Monetizing Machine Data in International Data Spaces – A Business Model Perspective and Prototypical Demonstration

1. Premise

We live in a data-driven world, where many companies are hesitant to share their data due to a variety of different concerns. Machine-generated data, such as usage statistics, often contains sensitive business information. In this thesis, the term machine generated data refers to operational data collected from production machines, such as sensor data, or machine usage statistics. In the prototypical implementation, simulated data will be used to represent such machine data. Firms are concerned that sharing such information could reveal secrets or competitive advantages that competitors might exploit. Furthermore, companies fear disclosing data because it may pose privacy and reidentification risk, as shared information often represents how individual users utilize a given tool.


However, withholding this data can lead to missed synergistic effects: limited innovation, missed business opportunities, and inefficient processes. Participating in data sharing ecosystems, when done securely and under clearly defined policies, opens the chance to unlock new value streams, improve interoperability, and facilitate strategic partnerships.


To address and actualize these opportunities, initiatives such as the International Data Spaces Association (IDSA) and the Frauenhofer Institution created the International Data Space (IDS) concept and reference architecture. Later initiatives such as Catena-X build upon these foundational concepts, creating an ecosystem, to enable decentralized, policy controlled, sovereign and secure data exchange between organizations. Despite their efforts, many companies still struggle to identify the potential value of providing data in such an environment.
This thesis focuses on the role of data providers and explores how if and how they can generate new value streams by offering machine generated data, within ecosystems like Catena-X.


2. Research Questions

  1. What defines a data space?
  2. What roles exist within a data space, and how do they interact with one another?
  3. How can Subject Oriented Modelling (SOM) clarify imprecise and ambiguous terminology found in its documentation?
  4. What aspects of Data Space Technology can be described using SOM
  5. How can aspects of Data Space Technology be described using SOM
  6. What types of machine data are suitable for monetization?
  7. What monetization strategies are appropriate for a fictional data provider?
  8. How can the business model of this fictional provider be structured and justified?
  9. How can the processes of the proposed Business Model Canvas (BMC) be modelled using SOM?
  10. What are the strengths and limitations of the developed prototype?


3. Research Plan


3.1 Methodology


This thesis explores how an industrial data provider can monetize machine generated data within a data space. To investigate this, a fictional data provider is introduced. The thesis follows a design-oriented approach that combines literature research, subject oriented modelling, business model development and prototypical software implementation. The software aims to simulate and demonstrate the selected monetization strategies, and to serve as a proof of concept for the proposed business model.
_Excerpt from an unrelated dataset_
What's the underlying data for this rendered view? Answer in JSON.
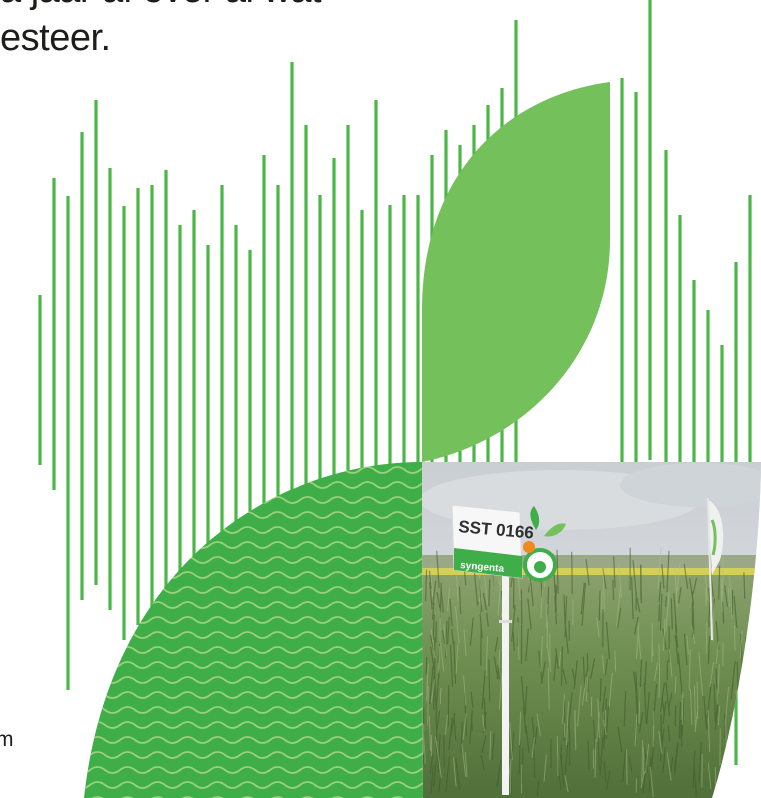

To answer the first two questions a structured literature review will be conducted. The documentation of key frameworks such as the International Data Spaces (IDS) reference architecture, Gaia-X and Catena-X will be examined, paying special attention to imprecise or ambiguous terminology.


To answer the third and seventh research questions, selected process systems within the data space context such as: data offering, contract negotiation and access control between data provider and consumer as well as the business processes implied by the proposed BMC will be modelled utilizing Parallel Activity Specification Scheme. This subject oriented modelling approach is applied to examine whether it can help make implicit logic and role interactions more explicit, thereby contributing to improved conceptual and process clarity.
Next a second literature review will be conducted to identify “What types of machine data are suitable for monetization?”, the output of this will be used to formulate a fictional provider scenario, which serves as the basis for the remainder of the thesis.


Building on the fictional provider scenario, the BMC will be used to analyse and compare potential monetization strategies (e.g. pay per use, licensing, subscription etc.). In response to the research question “What monetization strategies are appropriate for a fictional industrial data provider?”, the selection of a specific strategy will be based on data characteristics, customer segmentation and feasibility considerations.
To address the question “How can the business model of this fictional provider be structured and justified?”, a simplified software prototype will be developed. This prototype will simulate the flow of data monetization, including the creation, publication, and simulated purchase of data. The prototype serves as a practical demonstration and partial validation of the developed business model.
Finally, to answer the last research question “What are strengths and limitations of the developed prototype?”, the software artifact will be evaluated based on its strengths and limitations.